Neal A Maxwell said, “There are no perfect families, either in the world or in the Church, but there are many good families. My spiritual applause also goes to those heroic parents—left alone by death or divorce—who are righteously and “anxiously engaged” in nurturing and providing for their families, often against such heavy odds.”2
These last days are “heavy odds”, single parenting or not. Jodi Hildebrandt taught me about “surrendering”. Surrendering means stopping the emotional rollercoaster over other’s (or your) choices, actions, words or your ideas of perfectionism. Accept that person will not change, doesn’t want to be with you, or will continue on their destructive path. You also have to forgive yourself if you have repented and move on.

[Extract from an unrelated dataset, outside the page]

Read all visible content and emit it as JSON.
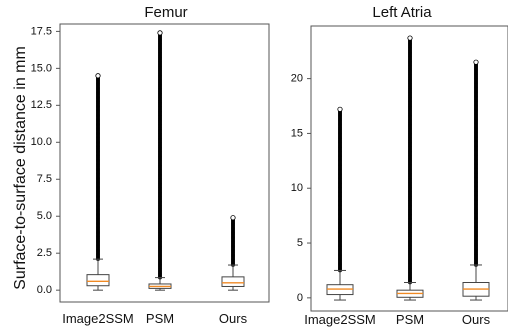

Figure out what the truth is and keep repeating that phrase to yourself. Jodi teaches that if you can’t do the above exercise, you are creating optional pain for yourself. The other day I was fussing out loud about something and my son said, “Optional pain, Mom”. It’s true. He stopped me in my tracks. When I have wrestled and chosen to surrender and also turn it over to the Savior when something is extra hard, peace comes. Choose peace, not perfection. What are some perfections/false beliefs in your family that you have surrendered?